While all four companies had previously met the stringent technical requirements of the FIFA Quality Programme, the final decision was based on criteria relating more specifically to the tournaments in Brazil, including the company’s ability to adapt to local conditions and the compatibility of each GLT system in relation to FIFA match operations. The respective bids were also judged on cost and project management factors such as staffing and time schedules for installation.

FIFA will now liaise with GoalControl GmbH to define the timeline for installation leading up to the FIFA Confederations Cup.

The tournament will mark the second time GLT has been used at a FIFA competition, after the successful implementation of the technology at last December’s FIFA Club World Cup. This followed the historic decision by the International Football Association Board (IFAB) to approve the principle of using GLT during a special meeting on 5 July 2012.
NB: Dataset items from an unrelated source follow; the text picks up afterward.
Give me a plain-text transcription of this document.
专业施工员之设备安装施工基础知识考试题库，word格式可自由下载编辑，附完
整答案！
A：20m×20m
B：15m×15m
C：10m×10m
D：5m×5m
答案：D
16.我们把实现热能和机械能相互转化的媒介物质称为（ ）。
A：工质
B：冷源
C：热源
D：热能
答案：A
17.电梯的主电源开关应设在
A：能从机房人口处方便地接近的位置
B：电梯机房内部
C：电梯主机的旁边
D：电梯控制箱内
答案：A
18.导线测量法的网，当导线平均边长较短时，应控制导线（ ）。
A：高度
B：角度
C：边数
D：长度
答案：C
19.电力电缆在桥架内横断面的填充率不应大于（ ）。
FIFA President Sepp Blatter was a longstanding opponent of high-tech help for referees, but urged using goal-line technology in Brazil after England midfielder Frank Lampard had a clear goal disallowed against Germany at the 2010 World Cup.

FIFA performed another U-turn last month when it withdrew previous opposition to publicizing goal-line rulings. Now, competition organizers can choose whether decisions are shown to fans on big screens in stadiums and television viewers. In tennis and cricket, anticipation of a decision provided by Hawk-Eye has become part of the in-game entertainment.
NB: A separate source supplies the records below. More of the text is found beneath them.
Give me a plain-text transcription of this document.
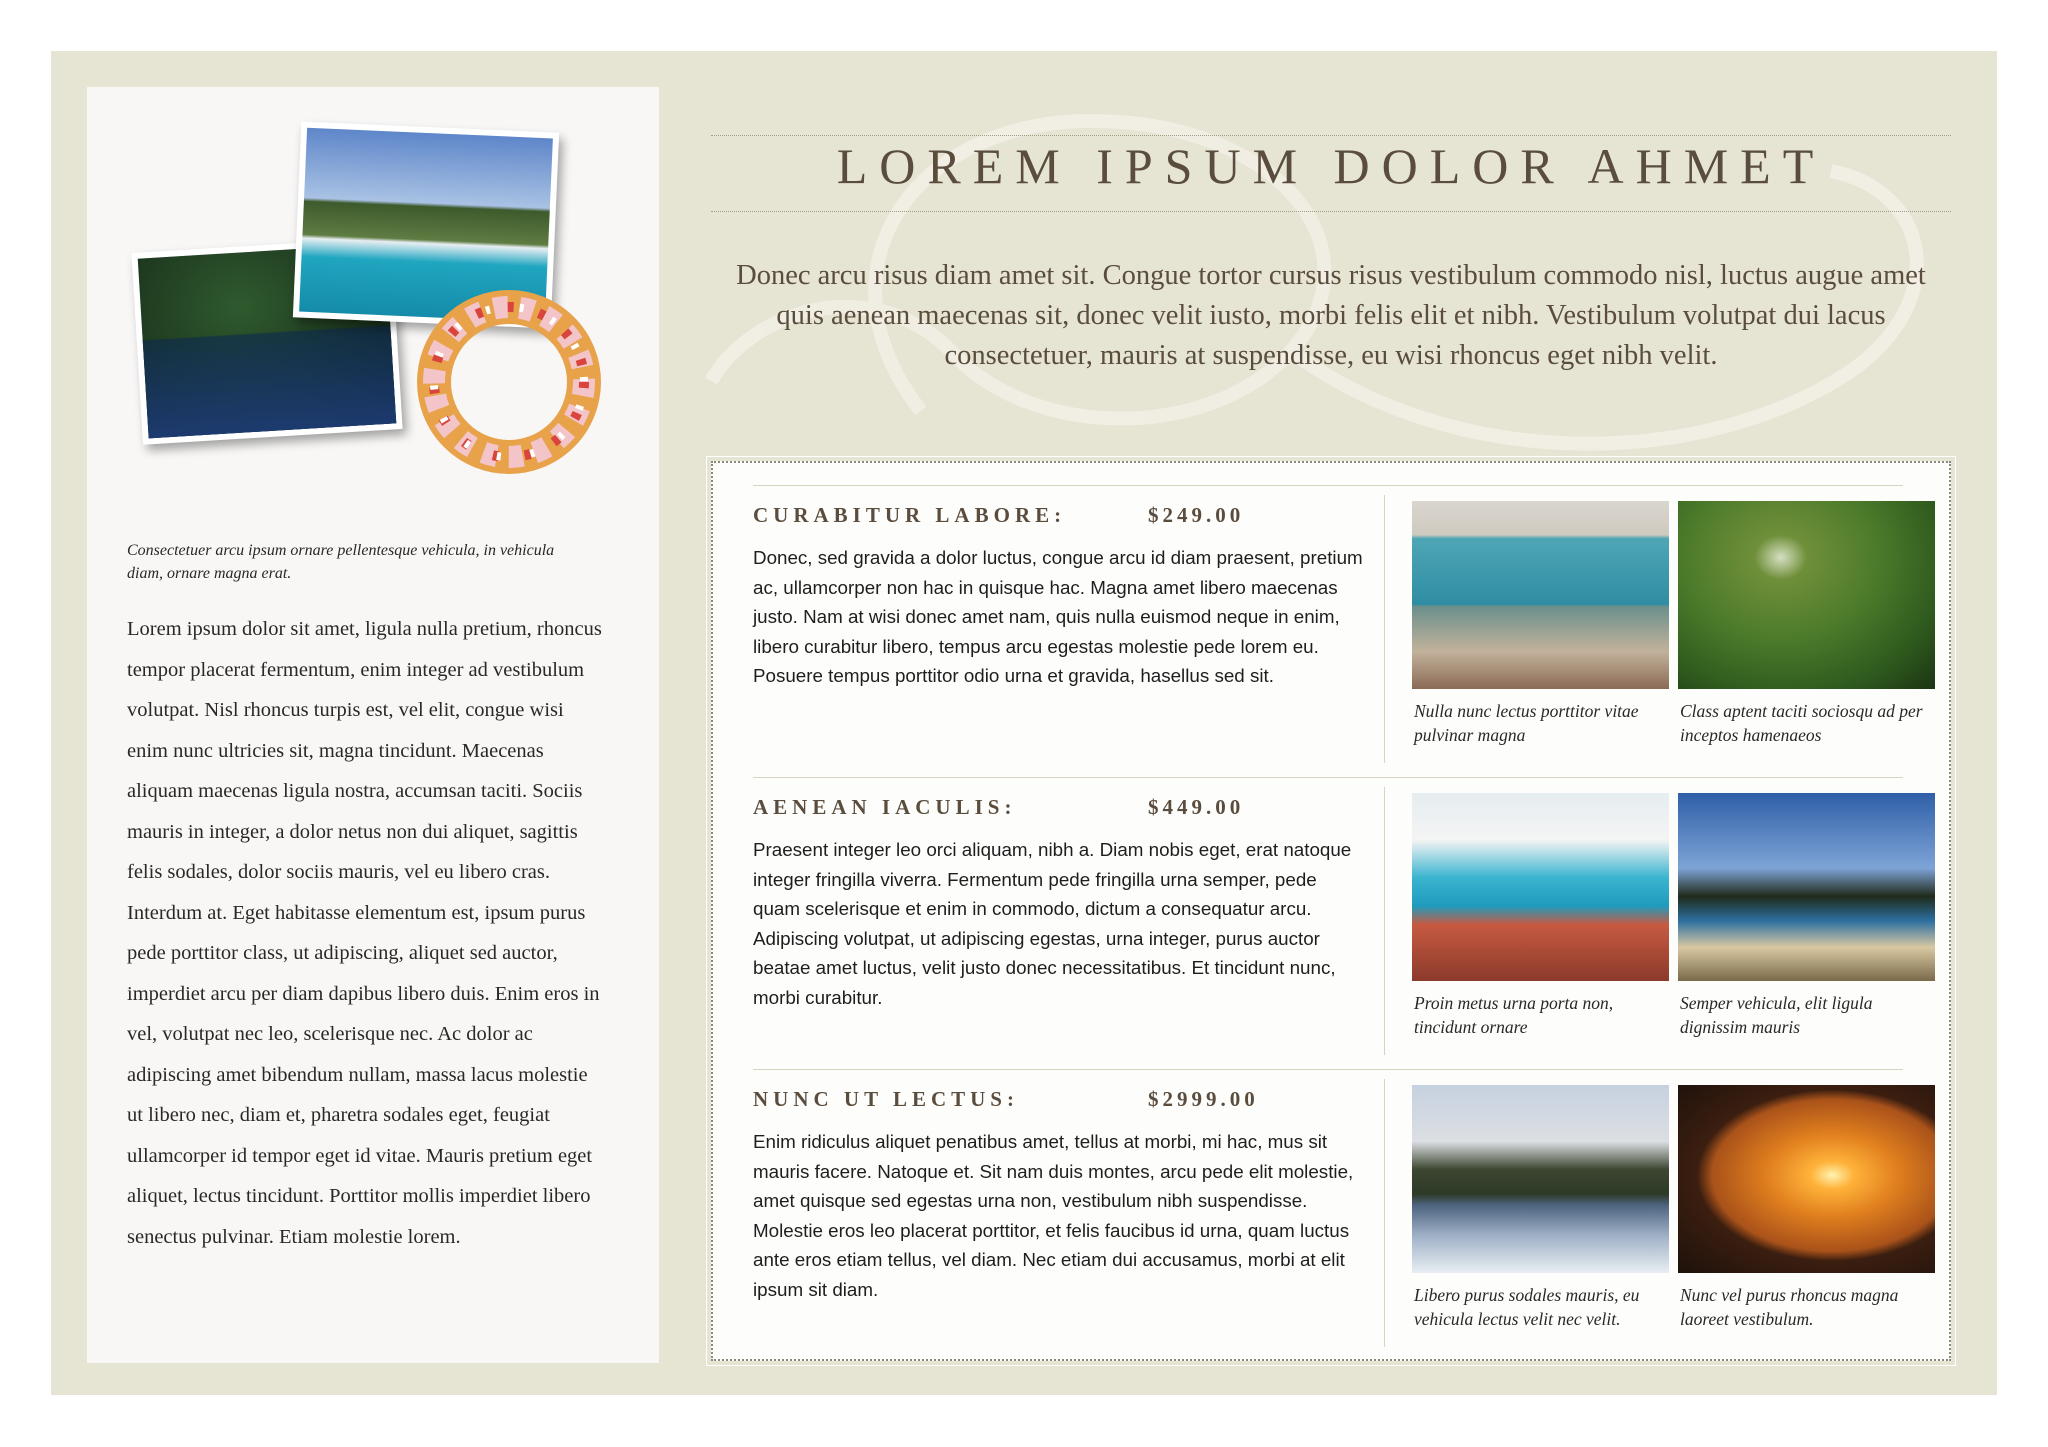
Consectetuer arcu ipsum ornare pellentesque vehicula, in vehicula diam, ornare magna erat.
Lorem ipsum dolor sit amet, ligula nulla pretium, rhoncus tempor placerat fermentum, enim integer ad vestibulum volutpat. Nisl rhoncus turpis est, vel elit, congue wisi enim nunc ultricies sit, magna tincidunt. Maecenas aliquam maecenas ligula nostra, accumsan taciti. Sociis mauris in integer, a dolor netus non dui aliquet, sagittis felis sodales, dolor sociis mauris, vel eu libero cras. Interdum at. Eget habitasse elementum est, ipsum purus pede porttitor class, ut adipiscing, aliquet sed auctor, imperdiet arcu per diam dapibus libero duis. Enim eros in vel, volutpat nec leo, scelerisque nec. Ac dolor ac adipiscing amet bibendum nullam, massa lacus molestie ut libero nec, diam et, pharetra sodales eget, feugiat ullamcorper id tempor eget id vitae. Mauris pretium eget aliquet, lectus tincidunt. Porttitor mollis imperdiet libero senectus pulvinar. Etiam molestie lorem.
LOREM IPSUM DOLOR AHMET
Donec arcu risus diam amet sit. Congue tortor cursus risus vestibulum commodo nisl, luctus augue amet quis aenean maecenas sit, donec velit iusto, morbi felis elit et nibh. Vestibulum volutpat dui lacus consectetuer, mauris at suspendisse, eu wisi rhoncus eget nibh velit.
CURABITUR LABORE:	$249.00
Donec, sed gravida a dolor luctus, congue arcu id diam praesent, pretium ac, ullamcorper non hac in quisque hac. Magna amet libero maecenas justo. Nam at wisi donec amet nam, quis nulla euismod neque in enim, libero curabitur libero, tempus arcu egestas molestie pede lorem eu. Posuere tempus porttitor odio urna et gravida, hasellus sed sit.
Nulla nunc lectus porttitor vitae pulvinar magna
Class aptent taciti sociosqu ad per inceptos hamenaeos
AENEAN IACULIS:	$449.00
Praesent integer leo orci aliquam, nibh a. Diam nobis eget, erat natoque integer fringilla viverra. Fermentum pede fringilla urna semper, pede quam scelerisque et enim in commodo, dictum a consequatur arcu. Adipiscing volutpat, ut adipiscing egestas, urna integer, purus auctor beatae amet luctus, velit justo donec necessitatibus. Et tincidunt nunc, morbi curabitur.	Proin metus urna porta non, tincidunt ornare
Semper vehicula, elit ligula dignissim mauris
NUNC UT LECTUS:	$2999.00
Enim ridiculus aliquet penatibus amet, tellus at morbi, mi hac, mus sit mauris facere. Natoque et. Sit nam duis montes, arcu pede elit molestie, amet quisque sed egestas urna non, vestibulum nibh suspendisse. Molestie eros leo placerat porttitor, et felis faucibus id urna, quam luctus ante eros etiam tellus, vel diam. Nec etiam dui accusamus, morbi at elit ipsum sit diam.	Libero purus sodales mauris, eu vehicula lectus velit nec velit.
Nunc vel purus rhoncus magna laoreet vestibulum.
“It’s not secret,” Blatter said on the sidelines of the IFAB meeting in Edinburgh. “Once we have the technology and it shows it’s a goal or not a goal, we have to be transparent, otherwise there’s no need to do it.”

Referees still have the final say on awarding a goal, or even using goal-line technology when it is installed. Mandatory pre-game tests give match officials the option to switch off the technology if they doubt its accuracy on that day.

Hawk-Eye, GoalRef and Cairos will now seek to persuade other football clients, such as the English Premier League or German’s Bundesliga, to choose their systems before next season begins in August.